Diabetic emergencies — ketoacidosis, hyperglycaemic hyperosmolar state and hypoglycaemia
Diabetic ketoacidosis (DKA), hyperglycaemic hyperosmolar state (HHS) and hypoglycaemia are serious complications of diabetes mellitus that require prompt recognition, diagnosis and treatment. DKA and HHS are characterized by insulinopaenia and severe hyperglycaemia; clinically, these two conditions differ only by the degree of dehydration and the severity of metabolic acidosis. The overall mortality recorded among children and adults with DKA is <1%. Mortality among patients with HHS is ~10-fold higher than that associated with DKA. The prognosis and outcome of patients with DKA or HHS are determined by the severity of dehydration, the presence of comorbidities and age >60 years. The estimated annual cost of hospital treatment for patients experiencing hyperglycaemic crises in the USA exceeds US$2 billion. Hypoglycaemia is a frequent and serious adverse effect of antidiabetic therapy that is associated with both immediate and delayed adverse clinical outcomes, as well as increased economic costs. Inpatients who develop hypoglycaemia are likely to experience a long duration of hospital stay and increased mortality. This Review describes the clinical presentation, precipitating causes, diagnosis and acute management of these diabetic emergencies, including a discussion of practical strategies for their prevention.
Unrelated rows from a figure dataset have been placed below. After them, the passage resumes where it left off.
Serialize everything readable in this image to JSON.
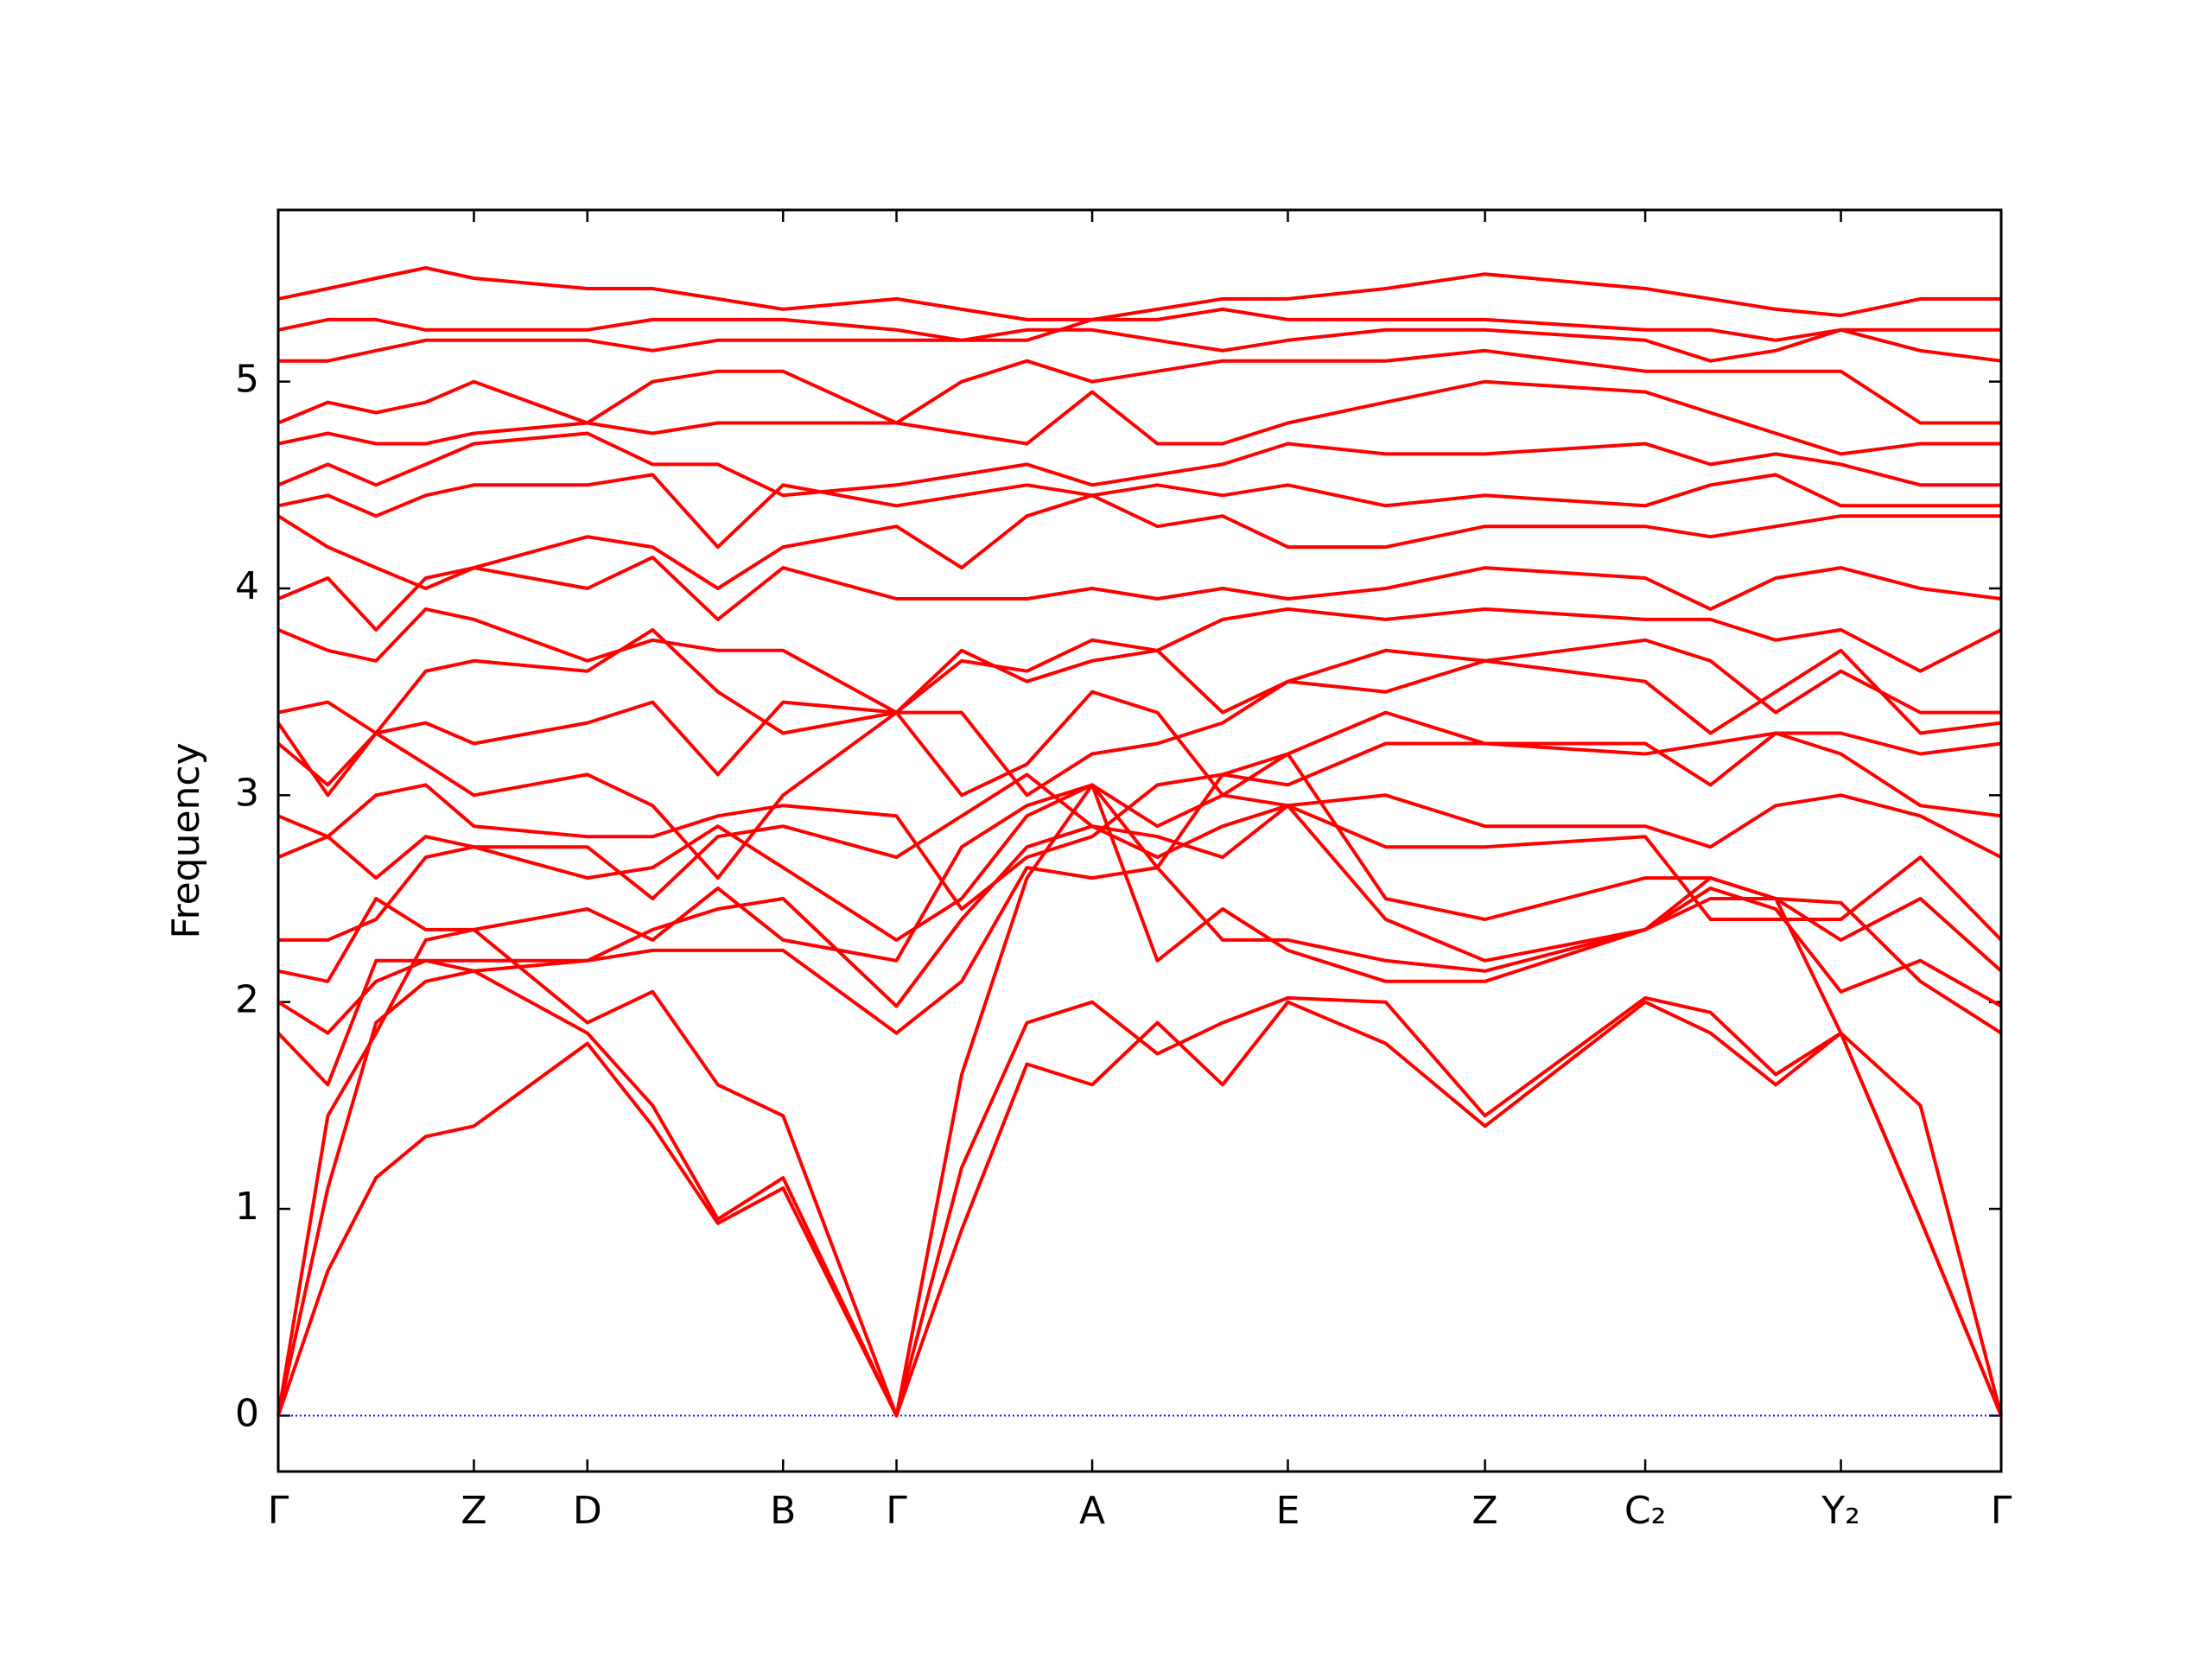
{
  "chart_data": {
    "type": "line",
    "y_label": "Frequency",
    "color": "#ff0000",
    "zero_line_color": "#0000ff",
    "x": [
      0,
      35,
      69,
      104,
      138,
      218,
      264,
      310,
      356,
      436,
      482,
      528,
      574,
      620,
      666,
      712,
      781,
      851,
      964,
      1010,
      1056,
      1102,
      1158,
      1215
    ],
    "xlim": [
      0,
      1215
    ],
    "xticks": [
      {
        "value": 0,
        "label": "Γ"
      },
      {
        "value": 138,
        "label": "Z"
      },
      {
        "value": 218,
        "label": "D"
      },
      {
        "value": 356,
        "label": "B"
      },
      {
        "value": 436,
        "label": "Γ"
      },
      {
        "value": 574,
        "label": "A"
      },
      {
        "value": 712,
        "label": "E"
      },
      {
        "value": 851,
        "label": "Z"
      },
      {
        "value": 964,
        "label": "C₂"
      },
      {
        "value": 1102,
        "label": "Y₂"
      },
      {
        "value": 1215,
        "label": "Γ"
      }
    ],
    "ylim": [
      -0.27,
      5.83
    ],
    "yticks": [
      0,
      1,
      2,
      3,
      4,
      5
    ],
    "series": [
      {
        "values": [
          0,
          0.7,
          1.15,
          1.35,
          1.4,
          1.8,
          1.4,
          0.93,
          1.1,
          0,
          0.9,
          1.7,
          1.6,
          1.9,
          1.6,
          2.0,
          1.8,
          1.4,
          2.0,
          1.85,
          1.6,
          1.85,
          0.95,
          0
        ]
      },
      {
        "values": [
          0,
          1.1,
          1.9,
          2.1,
          2.15,
          1.85,
          1.5,
          0.95,
          1.15,
          0,
          1.2,
          1.9,
          2.0,
          1.75,
          1.9,
          2.02,
          2.0,
          1.45,
          2.02,
          1.95,
          1.65,
          1.85,
          0.95,
          0
        ]
      },
      {
        "values": [
          0,
          1.45,
          1.85,
          2.3,
          2.35,
          1.9,
          2.05,
          1.6,
          1.45,
          0,
          1.65,
          2.6,
          3.05,
          2.2,
          2.45,
          2.25,
          2.1,
          2.1,
          2.35,
          2.5,
          2.5,
          1.85,
          1.5,
          0
        ]
      },
      {
        "values": [
          1.85,
          1.6,
          2.2,
          2.2,
          2.15,
          2.2,
          2.25,
          2.25,
          2.25,
          1.85,
          2.1,
          2.65,
          2.6,
          2.65,
          2.3,
          2.3,
          2.2,
          2.15,
          2.35,
          2.6,
          2.5,
          2.48,
          2.1,
          1.85
        ]
      },
      {
        "values": [
          2.0,
          1.85,
          2.1,
          2.2,
          2.2,
          2.2,
          2.35,
          2.45,
          2.5,
          1.98,
          2.4,
          2.75,
          2.85,
          2.7,
          2.85,
          2.95,
          2.4,
          2.2,
          2.35,
          2.55,
          2.45,
          2.05,
          2.2,
          1.98
        ]
      },
      {
        "values": [
          2.15,
          2.1,
          2.5,
          2.35,
          2.35,
          2.45,
          2.3,
          2.55,
          2.3,
          2.2,
          2.75,
          2.95,
          3.05,
          2.65,
          3.1,
          3.2,
          2.5,
          2.4,
          2.6,
          2.6,
          2.5,
          2.3,
          2.5,
          2.15
        ]
      },
      {
        "values": [
          2.3,
          2.3,
          2.4,
          2.7,
          2.75,
          2.6,
          2.65,
          2.85,
          2.65,
          2.3,
          2.5,
          2.9,
          3.05,
          2.85,
          3.0,
          2.95,
          2.75,
          2.75,
          2.8,
          2.4,
          2.4,
          2.4,
          2.7,
          2.3
        ]
      },
      {
        "values": [
          2.7,
          2.8,
          2.6,
          2.8,
          2.75,
          2.75,
          2.5,
          2.8,
          2.85,
          2.7,
          2.9,
          3.1,
          2.85,
          2.8,
          2.7,
          2.95,
          3.0,
          2.85,
          2.85,
          2.75,
          2.95,
          3.0,
          2.9,
          2.7
        ]
      },
      {
        "values": [
          2.9,
          2.8,
          3.0,
          3.05,
          2.85,
          2.8,
          2.8,
          2.9,
          2.95,
          2.9,
          2.45,
          2.7,
          2.8,
          3.05,
          3.1,
          3.05,
          3.25,
          3.25,
          3.2,
          3.25,
          3.3,
          3.2,
          2.95,
          2.9
        ]
      },
      {
        "values": [
          3.25,
          3.05,
          3.3,
          3.15,
          3.0,
          3.1,
          2.95,
          2.6,
          3.0,
          3.4,
          3.0,
          3.15,
          3.5,
          3.4,
          3.0,
          3.2,
          3.4,
          3.25,
          3.25,
          3.05,
          3.3,
          3.3,
          3.2,
          3.25
        ]
      },
      {
        "values": [
          3.35,
          3.0,
          3.3,
          3.35,
          3.25,
          3.35,
          3.45,
          3.1,
          3.45,
          3.4,
          3.4,
          3.0,
          3.2,
          3.25,
          3.35,
          3.55,
          3.5,
          3.65,
          3.55,
          3.3,
          3.5,
          3.7,
          3.3,
          3.35
        ]
      },
      {
        "values": [
          3.4,
          3.45,
          3.3,
          3.6,
          3.65,
          3.6,
          3.8,
          3.5,
          3.3,
          3.4,
          3.65,
          3.6,
          3.75,
          3.7,
          3.4,
          3.55,
          3.7,
          3.65,
          3.75,
          3.65,
          3.4,
          3.6,
          3.4,
          3.4
        ]
      },
      {
        "values": [
          3.8,
          3.7,
          3.65,
          3.9,
          3.85,
          3.65,
          3.75,
          3.7,
          3.7,
          3.4,
          3.7,
          3.55,
          3.65,
          3.7,
          3.85,
          3.9,
          3.85,
          3.9,
          3.85,
          3.85,
          3.75,
          3.8,
          3.6,
          3.8
        ]
      },
      {
        "values": [
          3.95,
          4.05,
          3.8,
          4.05,
          4.1,
          4.0,
          4.15,
          3.85,
          4.1,
          3.95,
          3.95,
          3.95,
          4.0,
          3.95,
          4.0,
          3.95,
          4.0,
          4.1,
          4.05,
          3.9,
          4.05,
          4.1,
          4.0,
          3.95
        ]
      },
      {
        "values": [
          4.35,
          4.2,
          4.1,
          4.0,
          4.1,
          4.25,
          4.2,
          4.0,
          4.2,
          4.3,
          4.1,
          4.35,
          4.45,
          4.3,
          4.35,
          4.2,
          4.2,
          4.3,
          4.3,
          4.25,
          4.3,
          4.35,
          4.35,
          4.35
        ]
      },
      {
        "values": [
          4.4,
          4.45,
          4.35,
          4.45,
          4.5,
          4.5,
          4.55,
          4.2,
          4.5,
          4.4,
          4.45,
          4.5,
          4.45,
          4.5,
          4.45,
          4.5,
          4.4,
          4.45,
          4.4,
          4.5,
          4.55,
          4.4,
          4.4,
          4.4
        ]
      },
      {
        "values": [
          4.5,
          4.6,
          4.5,
          4.6,
          4.7,
          4.75,
          4.6,
          4.6,
          4.45,
          4.5,
          4.55,
          4.6,
          4.5,
          4.55,
          4.6,
          4.7,
          4.65,
          4.65,
          4.7,
          4.6,
          4.65,
          4.6,
          4.5,
          4.5
        ]
      },
      {
        "values": [
          4.7,
          4.75,
          4.7,
          4.7,
          4.75,
          4.8,
          4.75,
          4.8,
          4.8,
          4.8,
          4.75,
          4.7,
          4.95,
          4.7,
          4.7,
          4.8,
          4.9,
          5.0,
          4.95,
          4.85,
          4.75,
          4.65,
          4.7,
          4.7
        ]
      },
      {
        "values": [
          4.8,
          4.9,
          4.85,
          4.9,
          5.0,
          4.8,
          5.0,
          5.05,
          5.05,
          4.8,
          5.0,
          5.1,
          5.0,
          5.05,
          5.1,
          5.1,
          5.1,
          5.15,
          5.05,
          5.05,
          5.05,
          5.05,
          4.8,
          4.8
        ]
      },
      {
        "values": [
          5.1,
          5.1,
          5.15,
          5.2,
          5.2,
          5.2,
          5.15,
          5.2,
          5.2,
          5.2,
          5.2,
          5.25,
          5.25,
          5.2,
          5.15,
          5.2,
          5.25,
          5.25,
          5.2,
          5.1,
          5.15,
          5.25,
          5.15,
          5.1
        ]
      },
      {
        "values": [
          5.25,
          5.3,
          5.3,
          5.25,
          5.25,
          5.25,
          5.3,
          5.3,
          5.3,
          5.25,
          5.2,
          5.2,
          5.3,
          5.3,
          5.35,
          5.3,
          5.3,
          5.3,
          5.25,
          5.25,
          5.2,
          5.25,
          5.25,
          5.25
        ]
      },
      {
        "values": [
          5.4,
          5.45,
          5.5,
          5.55,
          5.5,
          5.45,
          5.45,
          5.4,
          5.35,
          5.4,
          5.35,
          5.3,
          5.3,
          5.35,
          5.4,
          5.4,
          5.45,
          5.52,
          5.45,
          5.4,
          5.35,
          5.32,
          5.4,
          5.4
        ]
      }
    ]
  }
}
Nat Rev Endocrinol 2016; 12: 222–232. doi: 10.1038/nrendo.2016.15
- Diabetic ketoacidosis (DKA) and hyperglycaemic hyperosmolar state (HHS) are serious acute metabolic complications of diabetes mellitus, representing points along a spectrum of hyperglycaemic emergencies caused by poor glycaemic control
- DKA comprises hyperglycaemia, hyperketonaemia and metabolic acidosis; diagnostic criteria for HHS include a plasma glucose level >33.3 mmol/l, serum osmolality >320 mmol/kg and no appreciable metabolic acidosis and ketonaemia
- Management objectives for DKA and HHS include restoration of circulatory volume and tissue perfusion; correction of hyperglycaemia, ketogenesis and electrolyte imbalance; and identification and treatment of the precipitating event
- Hypoglycaemia is defined as a blood glucose level <3.9 mmol/l in both the inpatient and outpatient settings
- Severe hypoglycaemic events can negate the beneficial effects of intensive glycaemic management strategies that target near normoglycaemia among patients with diabetes mellitus
- Patient and family education regarding the signs and symptoms of hypoglycaemia, as well as the methods available for treatment, can effectively reduce the risk of severe hypoglycaemic episodes
Diabetic ketoacidosis (DKA), hyperglycaemic hyperosmolar state (HHS) and hypoglycaemia are frequent and serious complications arising among patients with type 1 diabetes mellitus (T1DM) and type 2 diabetes mellitus (T2DM). In the USA, ~145,000 cases of DKA occur each year1, 2. The rate of hospitalization for HHS is lower, accounting for <1% of all diabetes- related admissions3, 4. The frequency of emergency room visits for hypoglycaemia is similar to that reported for severe hyperglycaemia1, 5. Among hospitalized individuals, hypoglycaemia is a frequent complication of ongoing treatment for hyperglycaemia, with a reported incidence of 5–28% in intensive care unit (ICU) trials (depending on the intensity of glycaemic control)6, and 1–33% in non-ICU trials using subcutaneous insulin therapy7, 8.